Again and again I have been alongside them, seeking to listen to, hear and understand them. As I have done so, my respect for each one has always grown. It has been like the pioneering journey of an explorer of hitherto unknown areas of the planet. They must teach me, of course, because their personal journey and their identity is one that only they can travel and know in any deep sense.
But this leads me to mention one of the hidden gems of British therapy, Nafsiyat (www.nafsiyat.org.uk). It is an intercultural therapy centre that takes seriously exactly such issues of inter-cultural journeying and the tensions this implies in the search for meaning and identity. Why, I wonder, is it so little known and utilised?

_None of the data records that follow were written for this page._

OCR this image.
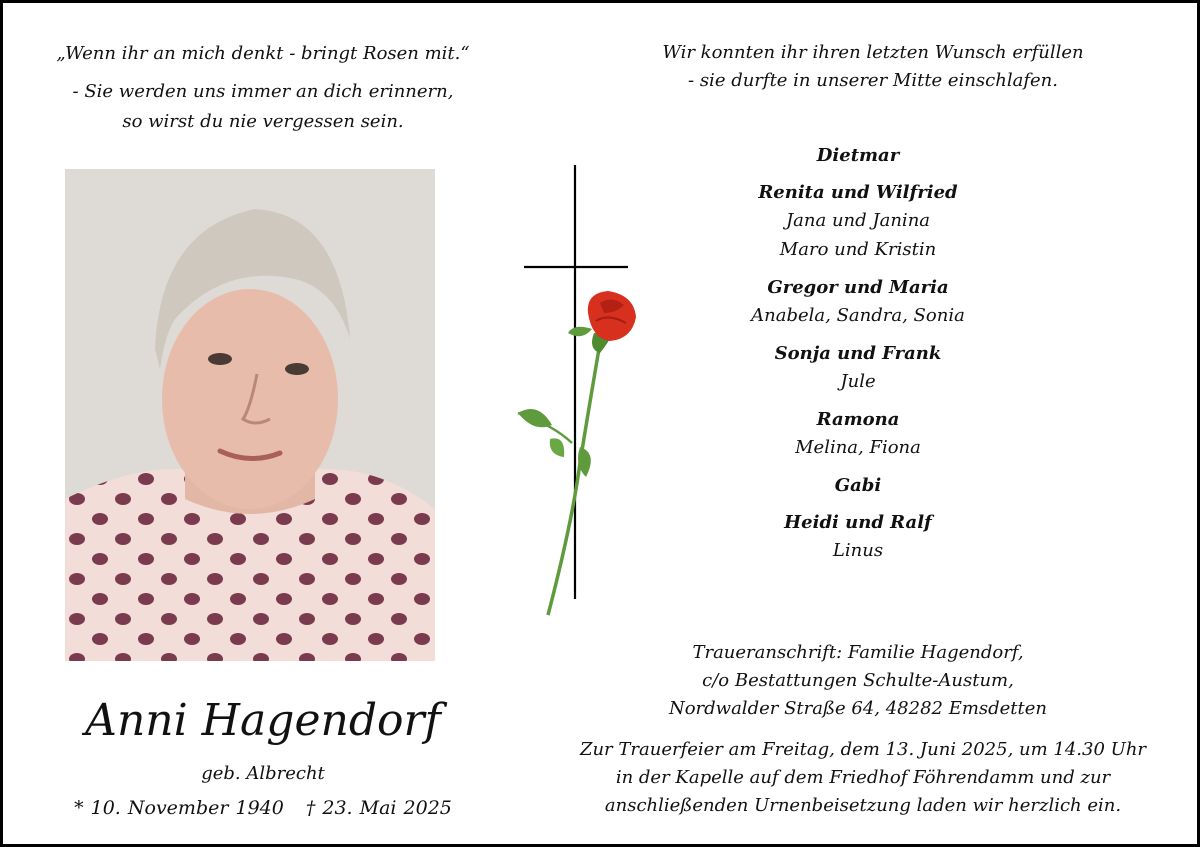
„Wenn ihr an mich denkt - bringt Rosen mit.“
- Sie werden uns immer an dich erinnern,
so wirst du nie vergessen sein.
Anni Hagendorf
geb. Albrecht
* 10. November 1940 † 23. Mai 2025
Wir konnten ihr ihren letzten Wunsch erfüllen
- sie durfte in unserer Mitte einschlafen.
Dietmar
Renita und Wilfried
Jana und Janina
Maro und Kristin
Gregor und Maria
Anabela, Sandra, Sonia
Sonja und Frank
Jule
Ramona
Melina, Fiona
Gabi
Heidi und Ralf
Linus
Traueranschrift: Familie Hagendorf,
c/o Bestattungen Schulte-Austum,
Nordwalder Straße 64, 48282 Emsdetten
Zur Trauerfeier am Freitag, dem 13. Juni 2025, um 14.30 Uhr
in der Kapelle auf dem Friedhof Föhrendamm und zur
anschließenden Urnenbeisetzung laden wir herzlich ein.
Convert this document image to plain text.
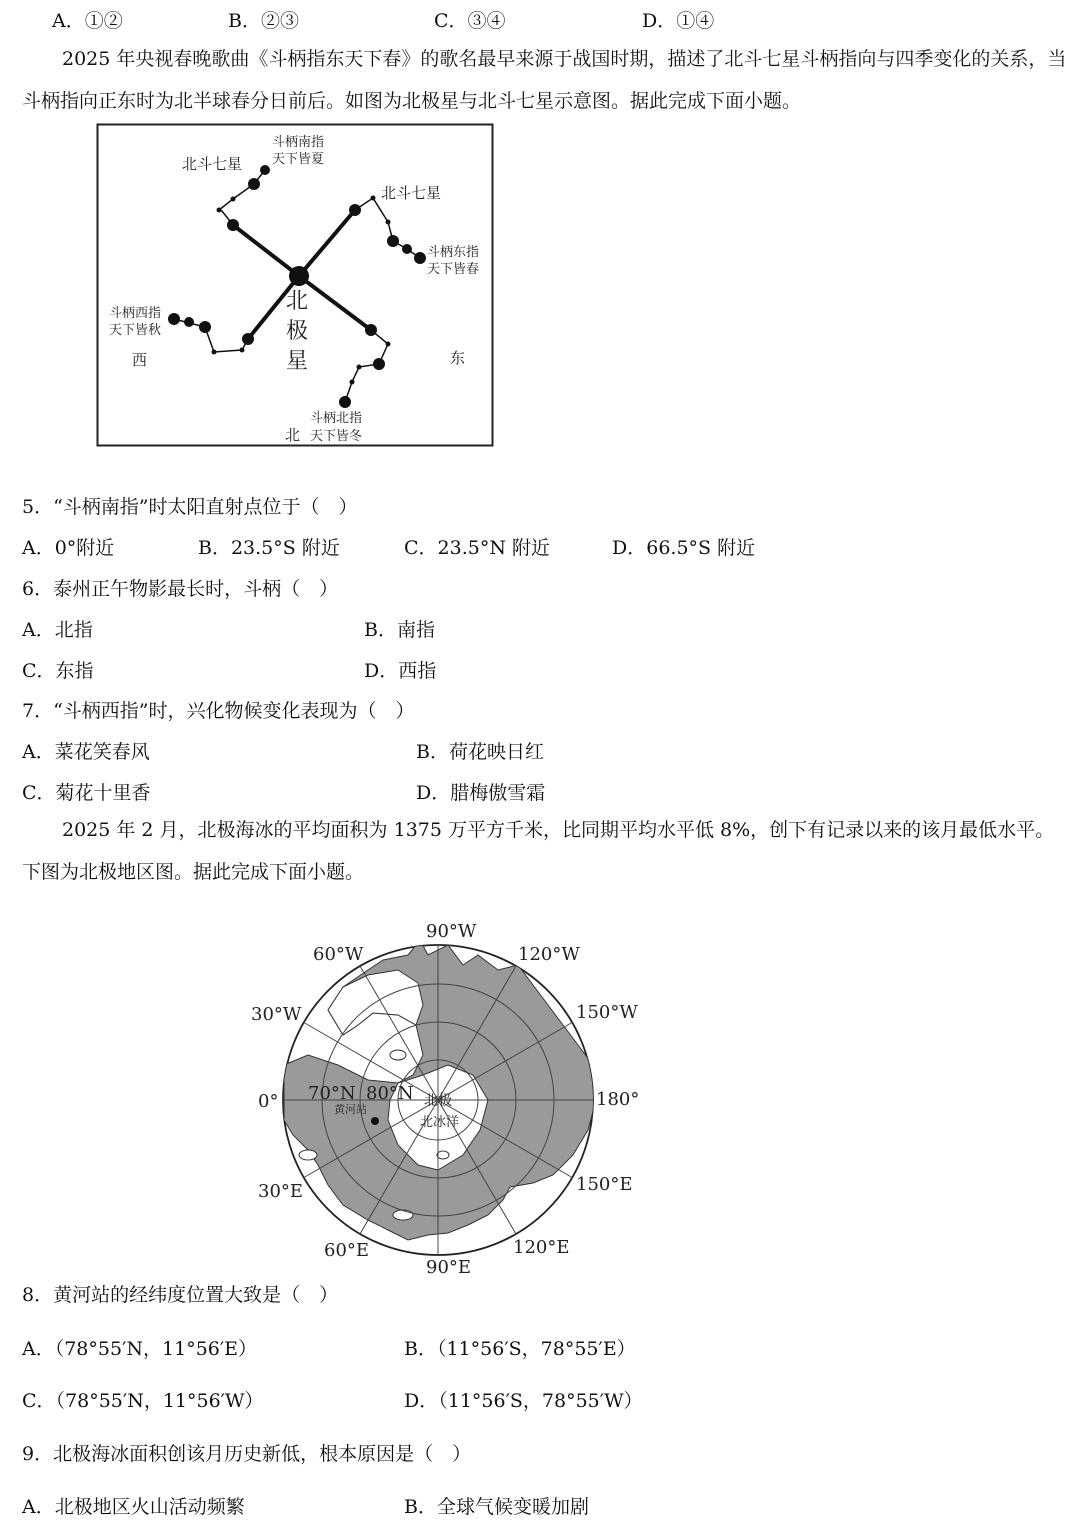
A．①②	B．②③	C．③④	D．①④
2025 年央视春晚歌曲《斗柄指东天下春》的歌名最早来源于战国时期，描述了北斗七星斗柄指向与四季变化的关系，当斗柄指向正东时为北半球春分日前后。如图为北极星与北斗七星示意图。据此完成下面小题。
北斗七星
斗柄南指
天下皆夏
北斗七星
斗柄东指
天下皆春
斗柄西指
天下皆秋
北
极
星
西	东
斗柄北指
北 天下皆冬
5．“斗柄南指”时太阳直射点位于（　）
A．0°附近	B．23.5°S 附近	C．23.5°N 附近	D．66.5°S 附近
6．泰州正午物影最长时，斗柄（　）
A．北指	B．南指
C．东指	D．西指
7．“斗柄西指”时，兴化物候变化表现为（　）
A．菜花笑春风	B．荷花映日红
C．菊花十里香	D．腊梅傲雪霜
2025 年 2 月，北极海冰的平均面积为 1375 万平方千米，比同期平均水平低 8%，创下有记录以来的该月最低水平。下图为北极地区图。据此完成下面小题。
90°W
120°W
60°W
150°W
30°W
0°	180°
30°E	150°E
60°E	120°E
90°E
70°N 80°N 北极
北冰洋
黄河站
8．黄河站的经纬度位置大致是（　）
A．（78°55′N，11°56′E）	B．（11°56′S，78°55′E）
C．（78°55′N，11°56′W）	D．（11°56′S，78°55′W）
9．北极海冰面积创该月历史新低，根本原因是（　）
A．北极地区火山活动频繁	B．全球气候变暖加剧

How can we possibly listen to people’s diverse stories without realising the unique and very lonely, individual paths and choices they are taking?
As for the mother and her son: she wrote after our evening together to say: “Thank you so much for the time you spent listening to me. I did feel listened to.” Perhaps that will be the experience of her son too in his own time.
My hope is that in time there will be emerging communities of those who are able to share their inter-cultural stories in settings informed by professional wisdom.
Meanwhile I suppose this has helped me to understand the nature and story of Mill Grove a little better, because it is just such a setting. It was where I grew up, and I may not have understood this aspect of my own story fully enough.